You’ve just been a victim of asymmetric information (and if this situation has never happened to you, surely you’ve taken your car to the shop before and have agreed to all sorts of repairs you weren’t really quite sure about). Doctors go through an intense amount of education—both in the books and in practice. We can’t expect for them to convey all of that knowledge to us when we visit their offices, but we really ought to be better consumers. You wouldn’t buy a new dishwasher without doing at least a little bit of research (at least you’ll compare Home Depot and Lowe’s). However, when you go to the doctor, often times you go in with very limited knowledge about prescription drugs or treatments your doctor may prescribe. If your doctor tells you that you need a test that will cost you (or your insurance company) $4000 at the hospital that you usually go to, are you going to call the other local hospitals to see if you can get the same test for less money? Maybe you think that the test will cost the same everywhere—surely these things have to be standardized—right?

Wrong. The variation in cost between hospitals can be astronomical. We’ll wait for another blog post before we discuss this in full—so for right now you’ll just have to believe me when I say that procedures don’t always cost the same at every hospital.

So, what is the problem here? The problem is simple—you don’t understand that product(s) you’re consuming, and you’re likely paying too much. The bigger problem is that, if you have health insurance, you (and your doctor) probably don’t care too much since you won’t be picking up the bill yourself. This results in overtreatment at increased costs. What’s worse is that, if you’re taking unnecessary medications (perhaps you get prescribed an antibiotic for a common cold) you may actually end up hurting yourself in the long run. I hypothesize, that if we were better, more informed, consumers of medicines we would save money, but more importantly we could be healthier. Every day people are harmed by drug interactions that could have been avoided. Doctors are people too—so they will make mistakes. The informed consumer can safeguard themselves from medical mistakes by asking questions and attempting to learn more about the medications and treatments their doctors prescribe.

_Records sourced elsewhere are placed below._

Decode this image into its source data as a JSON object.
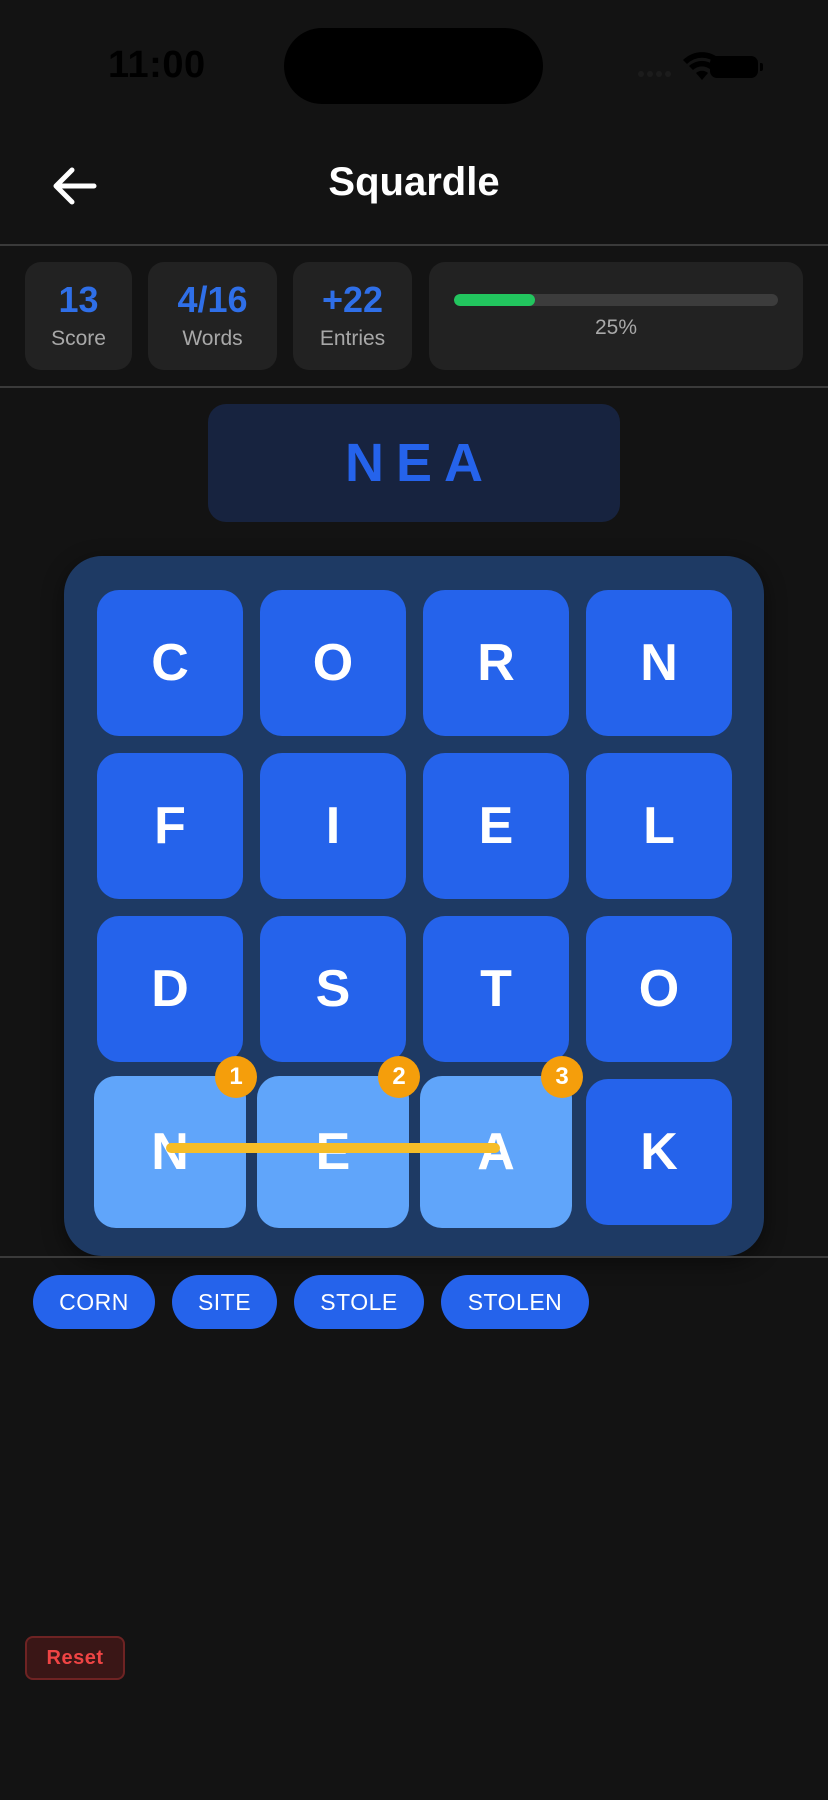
{
  "status_bar": {
    "time": "11:00"
  },
  "header": {
    "title": "Squardle"
  },
  "stats": {
    "score_value": "13",
    "score_label": "Score",
    "words_value": "4/16",
    "words_label": "Words",
    "entries_value": "+22",
    "entries_label": "Entries",
    "progress_percent": 25,
    "progress_label": "25%"
  },
  "current_word": "NEA",
  "board": {
    "rows": [
      [
        "C",
        "O",
        "R",
        "N"
      ],
      [
        "F",
        "I",
        "E",
        "L"
      ],
      [
        "D",
        "S",
        "T",
        "O"
      ],
      [
        "N",
        "E",
        "A",
        "K"
      ]
    ],
    "selected_path": [
      {
        "row": 3,
        "col": 0,
        "order": "1"
      },
      {
        "row": 3,
        "col": 1,
        "order": "2"
      },
      {
        "row": 3,
        "col": 2,
        "order": "3"
      }
    ]
  },
  "found_words": [
    "CORN",
    "SITE",
    "STOLE",
    "STOLEN"
  ],
  "reset_label": "Reset",
  "colors": {
    "tile": "#2563eb",
    "tile_selected": "#60a5fa",
    "path": "#f6bd28",
    "badge": "#f59e0b",
    "progress": "#22c55e"
  }
}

What can you do? Next time you’re at the doctor try and think of questions to ask—even if they’re simple. Your doctor has a lot of knowledge—you just need to finagle it out of them.

Here are some questions to ask that I found on about.com:

  1. What is the name of my medication?
  2. What does my medication do?
  3. How/ when should I take my medication?
  4. How long should I take my medication for? (this is important—sometimes doctors are not inclined to remove you from medications, even when you may no longer need them)
  5. What should I do if I feel better and I don’t want to finish my medication?
  6. Does this medicine contain anything I’m allergic to—or will it react with any of my other medications and/or supplements or vitamins?
  7. What food, drinks, or activities should I avoid when I take this medicine?
  8. What are the side effects? Are they common?
  9. Is there a generic version of this medicine?
  10. Is it safe to use this medicine if I am pregnant or breastfeeding?
  11. How soon will this medicine start working?
  12. Will any tests be necessary while I’m taking this medication?
  13. Most importantly (arguably): What risks are associated with this medicine and do they outweigh the benefits?